The lawsuits claim that the employers made automatic deductions for meal periods, but the employees were not able to take their full meal periods, thereby making the meal periods compensable working time (i.e., “hours worked” under the FLSA). Failure to account for or compensate for hours worked, even in small increments, may result in minimum wage and/or overtime violations. When spread across all employees subject to an automatic deduction, such violations have the ability to add up quickly.

The lawsuits have thus far been limited to the Northeast. At least one law firm, however, has sent letters to numerous hourly-paid health care workers, and its web site indicates pending “investigations” of health care employers in all 50 states. Several of the lawsuits include claims under the FLSA, ERISA, and the Racketeer Influenced and Corrupt Organizations Act, and name senior officials and managers as individual defendants.

In addition to private litigation, health care employers must also contend with increased enforcement by the U.S. Department of Labor’s Wage and Hour Division, which has hired several hundred additional investigators to look into potential wage and hour violations, particularly in low-wage industries. The health care industry has traditionally been a targeted industry for federal wage and hour enforcement.

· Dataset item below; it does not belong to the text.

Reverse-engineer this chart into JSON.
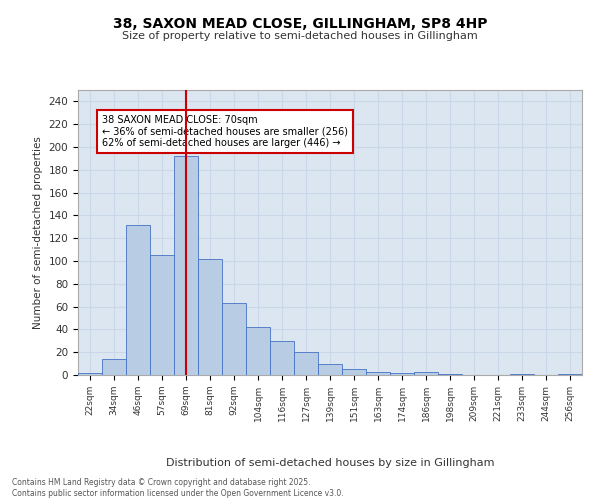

Given the increased focus, employers in the health care industry should examine their payroll policies and practices to ensure compliance with federal and state wage and hour laws. In particular, employers using automatic deductions for meal periods should reconsider whether the automatic deduction is necessary to achieving the goals for which it was implemented. If not, the employer should consider doing away with the automatic deduction. If so, the employer should take steps to make sure that employees are aware of the method by which they can report exceptions to the automatic deduction, and that they, in fact, do so when they are unable to take their full meal period.

State laws may place additional obligations and restrictions on employers, such as increasing the period of time for which back wages can be recovered, further limiting the ability of an employer to deduct for meal periods, or providing for treble damages.